"The agreement entrenches Adcock Ingram's long-standing relationship with Baxter, giving us greater access to their product pipeline and new technology," Adcock Ingram MD Jonathan Louw said.
Under the agreement, Baxter has the option to buy 50% plus one share of Adcock Ingram's hospital products division - Adcock Ingram Critical Care - between February and July 2010.
If Baxter exercises the call option and the sale takes place, Adcock Ingram will have a put option to sell its remaining stake in the business to Baxter. The soonest the deal can be concluded would be January 1 2011, subject to approval by the competition authorities.
The companies have agreed that if Baxter chooses not to exercise its call option, Baxter's exclusive agreements with Adcock Ingram will remain in place until 2023.
Baxter and Adcock Ingram's relationship dates back to the 1940s.
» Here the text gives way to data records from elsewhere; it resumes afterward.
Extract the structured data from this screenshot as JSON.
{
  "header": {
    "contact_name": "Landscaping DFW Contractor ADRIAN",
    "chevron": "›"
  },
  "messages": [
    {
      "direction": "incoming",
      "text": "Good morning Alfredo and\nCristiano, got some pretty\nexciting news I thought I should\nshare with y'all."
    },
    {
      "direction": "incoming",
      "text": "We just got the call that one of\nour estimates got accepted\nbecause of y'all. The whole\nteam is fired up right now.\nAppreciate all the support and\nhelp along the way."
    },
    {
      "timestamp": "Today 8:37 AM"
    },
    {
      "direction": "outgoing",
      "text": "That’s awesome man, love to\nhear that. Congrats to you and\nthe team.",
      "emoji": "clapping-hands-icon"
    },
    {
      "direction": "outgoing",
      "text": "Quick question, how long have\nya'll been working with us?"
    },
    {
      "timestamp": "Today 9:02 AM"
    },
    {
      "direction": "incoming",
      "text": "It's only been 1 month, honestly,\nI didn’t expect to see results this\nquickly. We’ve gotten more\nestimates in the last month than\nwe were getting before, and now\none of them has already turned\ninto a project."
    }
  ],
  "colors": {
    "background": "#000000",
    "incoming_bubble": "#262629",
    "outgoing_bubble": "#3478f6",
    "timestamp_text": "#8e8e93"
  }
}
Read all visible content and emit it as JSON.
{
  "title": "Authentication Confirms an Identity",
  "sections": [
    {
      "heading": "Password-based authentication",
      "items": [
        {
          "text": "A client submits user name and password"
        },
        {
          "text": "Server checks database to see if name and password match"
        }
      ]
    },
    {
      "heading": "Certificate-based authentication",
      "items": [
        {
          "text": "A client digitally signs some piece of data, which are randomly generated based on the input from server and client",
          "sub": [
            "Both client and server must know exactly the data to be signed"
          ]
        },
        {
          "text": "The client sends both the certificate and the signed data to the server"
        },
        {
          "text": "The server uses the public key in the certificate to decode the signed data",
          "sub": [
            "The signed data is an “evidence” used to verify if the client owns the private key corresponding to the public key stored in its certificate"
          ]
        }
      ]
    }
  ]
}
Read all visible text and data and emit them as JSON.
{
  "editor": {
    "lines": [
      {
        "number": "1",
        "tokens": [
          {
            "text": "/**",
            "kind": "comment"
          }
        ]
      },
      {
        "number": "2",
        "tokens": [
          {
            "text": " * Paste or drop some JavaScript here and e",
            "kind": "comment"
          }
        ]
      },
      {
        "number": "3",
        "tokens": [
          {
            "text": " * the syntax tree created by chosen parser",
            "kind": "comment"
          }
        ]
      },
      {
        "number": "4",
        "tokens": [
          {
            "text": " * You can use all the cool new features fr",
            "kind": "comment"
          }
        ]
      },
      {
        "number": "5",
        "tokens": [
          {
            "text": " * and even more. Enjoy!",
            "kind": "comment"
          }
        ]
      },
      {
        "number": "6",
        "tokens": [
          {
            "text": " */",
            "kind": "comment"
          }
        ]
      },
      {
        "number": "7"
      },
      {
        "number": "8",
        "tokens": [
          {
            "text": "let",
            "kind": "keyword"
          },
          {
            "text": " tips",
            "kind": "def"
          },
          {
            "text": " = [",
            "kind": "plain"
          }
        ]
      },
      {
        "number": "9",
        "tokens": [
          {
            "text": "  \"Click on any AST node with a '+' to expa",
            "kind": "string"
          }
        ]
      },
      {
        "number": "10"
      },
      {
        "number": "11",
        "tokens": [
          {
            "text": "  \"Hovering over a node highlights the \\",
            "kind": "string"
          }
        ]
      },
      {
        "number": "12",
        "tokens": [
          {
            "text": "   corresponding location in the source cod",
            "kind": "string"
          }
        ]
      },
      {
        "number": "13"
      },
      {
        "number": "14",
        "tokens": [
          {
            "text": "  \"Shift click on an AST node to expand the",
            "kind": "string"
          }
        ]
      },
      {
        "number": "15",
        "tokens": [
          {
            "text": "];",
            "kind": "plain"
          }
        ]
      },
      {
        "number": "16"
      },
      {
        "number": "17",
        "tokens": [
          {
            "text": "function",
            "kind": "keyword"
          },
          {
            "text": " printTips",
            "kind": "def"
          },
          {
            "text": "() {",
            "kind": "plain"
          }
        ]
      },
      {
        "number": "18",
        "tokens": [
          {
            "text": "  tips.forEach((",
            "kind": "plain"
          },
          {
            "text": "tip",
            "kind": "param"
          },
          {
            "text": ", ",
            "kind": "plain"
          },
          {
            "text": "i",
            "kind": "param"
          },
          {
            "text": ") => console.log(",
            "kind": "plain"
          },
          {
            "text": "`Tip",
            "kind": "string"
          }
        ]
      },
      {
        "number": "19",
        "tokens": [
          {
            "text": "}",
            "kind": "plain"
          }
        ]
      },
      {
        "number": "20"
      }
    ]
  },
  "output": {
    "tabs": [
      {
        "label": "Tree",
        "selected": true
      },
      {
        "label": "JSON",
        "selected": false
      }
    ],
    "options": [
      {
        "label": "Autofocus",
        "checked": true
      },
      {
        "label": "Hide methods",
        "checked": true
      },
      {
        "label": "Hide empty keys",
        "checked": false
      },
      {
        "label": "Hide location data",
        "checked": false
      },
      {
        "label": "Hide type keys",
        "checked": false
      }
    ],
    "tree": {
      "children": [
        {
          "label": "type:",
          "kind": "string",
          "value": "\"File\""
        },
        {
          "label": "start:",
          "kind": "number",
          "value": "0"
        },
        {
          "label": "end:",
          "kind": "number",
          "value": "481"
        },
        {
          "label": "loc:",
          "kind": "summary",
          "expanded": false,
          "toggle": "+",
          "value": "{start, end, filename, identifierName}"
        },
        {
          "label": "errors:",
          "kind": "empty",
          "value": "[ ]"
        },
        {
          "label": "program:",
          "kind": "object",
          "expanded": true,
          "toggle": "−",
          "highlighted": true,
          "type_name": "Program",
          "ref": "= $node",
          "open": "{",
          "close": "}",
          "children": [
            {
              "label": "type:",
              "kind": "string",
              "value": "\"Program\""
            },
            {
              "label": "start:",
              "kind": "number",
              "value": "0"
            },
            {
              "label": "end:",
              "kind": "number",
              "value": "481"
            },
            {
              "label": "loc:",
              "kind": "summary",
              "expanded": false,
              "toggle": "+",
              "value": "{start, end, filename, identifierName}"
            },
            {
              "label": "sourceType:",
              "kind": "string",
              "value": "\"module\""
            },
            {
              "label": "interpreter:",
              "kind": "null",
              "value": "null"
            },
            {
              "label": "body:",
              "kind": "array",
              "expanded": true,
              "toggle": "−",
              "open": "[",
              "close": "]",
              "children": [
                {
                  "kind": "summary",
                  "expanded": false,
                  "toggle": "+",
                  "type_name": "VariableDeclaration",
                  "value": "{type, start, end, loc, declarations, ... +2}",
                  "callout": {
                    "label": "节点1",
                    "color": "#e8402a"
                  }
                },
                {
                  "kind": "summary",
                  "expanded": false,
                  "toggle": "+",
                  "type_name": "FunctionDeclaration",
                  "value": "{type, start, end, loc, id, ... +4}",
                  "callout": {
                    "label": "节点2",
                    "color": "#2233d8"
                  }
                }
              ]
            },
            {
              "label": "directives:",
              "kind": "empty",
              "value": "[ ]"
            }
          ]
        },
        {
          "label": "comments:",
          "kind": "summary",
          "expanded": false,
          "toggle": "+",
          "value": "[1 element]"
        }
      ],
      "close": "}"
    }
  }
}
Baxter owned 40% of Adcock Ingram Critical Care until 1986, when it sold the shares back to Adcock Ingram to comply with anti-apartheid trade sanctions.
Baxter did however continue to supply hospital products and intellectual capital to Adcock Ingram, and later entered into a series of deals with the company including licensing, distribution and raw materials supply agreements.
Tiger Brands also announced details of its plans to list Adcock Ingram on the JSE next month , a move it said would "allow it to focus on becoming a leading South African health-care company". Adcock Ingram is SA's second-largest health care firm, trailing Aspen Pharmacare, which is Africa's biggest generic drug manufacturer and the leading supplier of medicines to the state.
"The listing will enhance the strategic flexibility of Adcock so as to enable it to embark on its own strategy to grow by acquisition and internationalise the health-care business," Peter Matlare, Tiger Brands CEO, said.
Adcock Ingram will be listed with a total debt of about R250 million.
Louw said Adcock Ingram intended to expand its international footprint with acquisitions, and planned significant investments in new infrastructure. It had set aside R850m for capital projects that would expand its capacity and ensure it complied with international manufacturing standards.
In line with the government's preference for doing business with local firms with black ownership, Adcock Ingram aimed to clinch an empowerment deal within a year of listing.
"We have an invigorated management team, and we are determined to restore our reputation post the collusion issue," he said, referring to Adcock Ingram Critical Care's role in the price-fixing scandal uncovered by the competition authorities earlier this year. The group admitted it had colluded with other firms to fix the prices of intravenous drips and related products, and divide up markets between them.